Das kennen auch kerngesunde Menschen: Der ständig vorrätigen Tüte Chips im Küchenschrank und dem kaltgestellten Bier lässt es sich schwer widerstehen. Dabei sind solche kohlenhydratreichen Snacks und Getränke gefährliche Dickmacher. Und Übergewicht – insbesondere das Bauchfett – gilt als Risikofaktor für Diabetes.

Deshalb schon beim gemeinsamen Wocheneinkauf darauf achten: Im Wagen sollte möglichst viel gesundes Gemüse und zuckerarmes Obst landen. Ballaststoffreiche Beilagen wie Vollkornbrot, -reis und -nudeln am besten mit Eiweiß aus magerem Fleisch, Hülsenfrüchten oder Nüssen kombinieren.

Und grundsätzlich gilt: Jede Ernährungsumstellung gelingt am besten in der Gemeinschaft. Partner, Kinder und Freunde können zum Beispiel nach diabetikerfreundlichen Rezepten suchen, gemeinsam mit dem Betroffenen einkaufen und dann mit ihm kochen. Anschließend wird in großer Runde gegessen.

Krankheiten konsequent behandeln

Auch scheinbar harmlose, altersbedingte Beschwerden wie etwa Arthrose, Schwerhörigkeit oder Blasenschwäche sollten schon deshalb konsequent behandelt werden, weil sie einer aktiven Lebensgestaltung entgegenwirken und damit die Diabetes-Erkrankung befördern können. Ganz besonders gilt dies auch für Depressionen und kognitiven Abbau. Beide erhöhen das Risiko für Diabetes erheblich und werden wiederum durch die Krankheit verstärkt – ein Teufelskreis.
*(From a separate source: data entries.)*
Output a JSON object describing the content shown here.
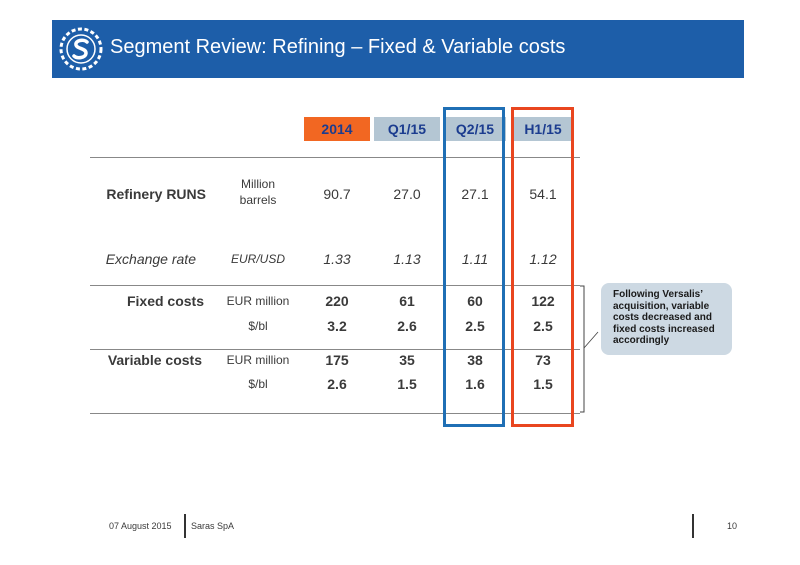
{
  "slide": {
    "title": "Segment Review: Refining – Fixed & Variable costs",
    "brand_color": "#1d5ea9",
    "logo_icon": "saras-logo-icon"
  },
  "table": {
    "columns": [
      {
        "label": "2014",
        "bg": "#f26722",
        "color": "#1b3c8f"
      },
      {
        "label": "Q1/15",
        "bg": "#b4c6d3",
        "color": "#1b3c8f"
      },
      {
        "label": "Q2/15",
        "bg": "#b4c6d3",
        "color": "#1b3c8f"
      },
      {
        "label": "H1/15",
        "bg": "#b4c6d3",
        "color": "#1b3c8f"
      }
    ],
    "runs": {
      "label": "Refinery RUNS",
      "unit_line1": "Million",
      "unit_line2": "barrels",
      "values": [
        "90.7",
        "27.0",
        "27.1",
        "54.1"
      ]
    },
    "exchange": {
      "label": "Exchange rate",
      "unit": "EUR/USD",
      "values": [
        "1.33",
        "1.13",
        "1.11",
        "1.12"
      ]
    },
    "fixed": {
      "label": "Fixed costs",
      "unit1": "EUR million",
      "values1": [
        "220",
        "61",
        "60",
        "122"
      ],
      "unit2": "$/bl",
      "values2": [
        "3.2",
        "2.6",
        "2.5",
        "2.5"
      ]
    },
    "variable": {
      "label": "Variable costs",
      "unit1": "EUR million",
      "values1": [
        "175",
        "35",
        "38",
        "73"
      ],
      "unit2": "$/bl",
      "values2": [
        "2.6",
        "1.5",
        "1.6",
        "1.5"
      ]
    },
    "highlight_colors": {
      "q2": "#1f6fb5",
      "h1": "#e9461f"
    }
  },
  "callout": {
    "line1": "Following Versalis’",
    "line2": "acquisition,  variable",
    "line3": "costs decreased and",
    "line4": "fixed costs increased",
    "line5": "accordingly"
  },
  "footer": {
    "date": "07 August 2015",
    "company": "Saras SpA",
    "page": "10"
  }
}
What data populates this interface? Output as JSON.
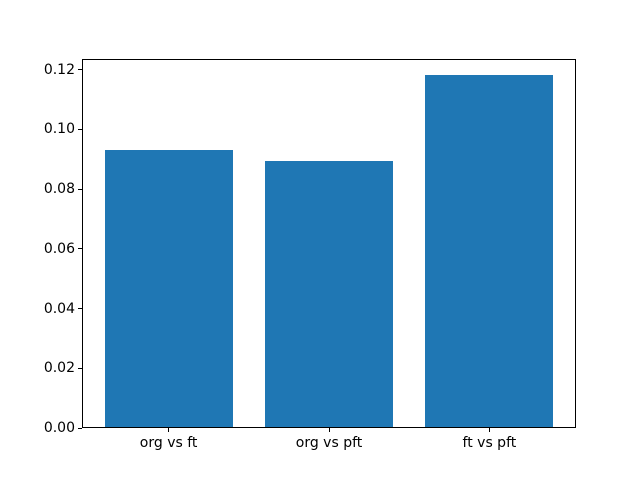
{
  "figure": {
    "background_color": "#ffffff",
    "spine_color": "#000000",
    "text_color": "#000000"
  },
  "chart_data": {
    "type": "bar",
    "categories": [
      "org vs ft",
      "org vs pft",
      "ft vs pft"
    ],
    "values": [
      0.0932,
      0.0895,
      0.1183
    ],
    "title": "",
    "xlabel": "",
    "ylabel": "",
    "ylim": [
      0,
      0.1235
    ],
    "yticks": [
      0,
      0.02,
      0.04,
      0.06,
      0.08,
      0.1,
      0.12
    ],
    "ytick_labels": [
      "0.00",
      "0.02",
      "0.04",
      "0.06",
      "0.08",
      "0.10",
      "0.12"
    ],
    "bar_color": "#1f77b4",
    "grid": false,
    "legend": null
  }
}
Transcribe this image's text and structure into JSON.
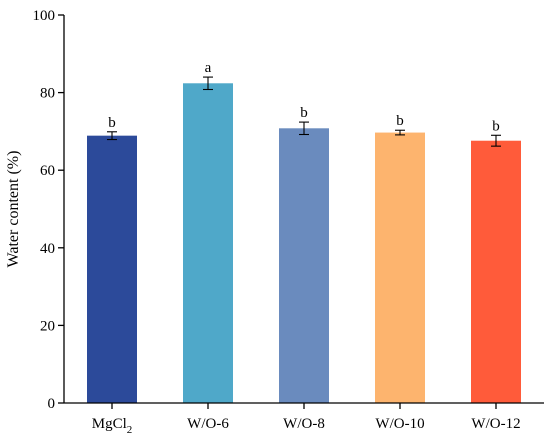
{
  "chart_data": {
    "type": "bar",
    "ylabel": "Water content (%)",
    "ylim": [
      0,
      100
    ],
    "yticks": [
      0,
      20,
      40,
      60,
      80,
      100
    ],
    "grid": false,
    "legend": "none",
    "categories": [
      {
        "main": "MgCl",
        "sub": "2"
      },
      {
        "main": "W/O-6",
        "sub": ""
      },
      {
        "main": "W/O-8",
        "sub": ""
      },
      {
        "main": "W/O-10",
        "sub": ""
      },
      {
        "main": "W/O-12",
        "sub": ""
      }
    ],
    "values": [
      68.9,
      82.4,
      70.8,
      69.7,
      67.6
    ],
    "errors": [
      1.0,
      1.6,
      1.6,
      0.6,
      1.4
    ],
    "significance": [
      "b",
      "a",
      "b",
      "b",
      "b"
    ],
    "colors": [
      "#2C4A9A",
      "#4FA8C9",
      "#6A8BBE",
      "#FDB46E",
      "#FF5B3A"
    ]
  }
}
Angehörige können helfen, indem sie Betroffenen auf neu auftretende Symptome aufmerksam machen, sie an Termine zur Früherkennung erinnern (etwa die dreijährliche Gesundheitsuntersuchung ab dem 35. Lebensjahr) und sie bei Bedarf auch dorthin begleiten.

Füreinander da sein

Einsamkeit ist einer der größten Risikofaktoren für diverse Erkrankungen und kann deren Entwicklung erheblich beschleunigen. Dies gilt auch für Diabetes. Denn wer sich häufig allein fühlt, hat meist nicht nur einen unregelmäßigeren Tagesablauf, sondern ist auch verstärkt seelischem Stress ausgesetzt. Dieser führt jedoch bei vielen Menschen zu Übergewicht und kann eine bestehende Diabetes-Erkrankung negativ beeinflussen. Der Grund: Das Stresshormon Kortisol ist ein Gegenspieler des Insulins und bewirkt unter anderem, dass die Leber vermehrt Glukose ausschüttet und der Blutzucker gefährlich ansteigen kann.

Um einem Alleinlebenden aus seiner Einsamkeit herauszuhelfen, können Angehörige sich organisieren, um reihum telefonisch Kontakt zu halten und zum Beispiel Besuche und kleine gemeinsame Unternehmungen zu organisieren. Ideal sind Vorhaben, die zugleich auf körperliche Aktivität setzen – etwa Spaziergänge, Wandertouren oder Kegeln.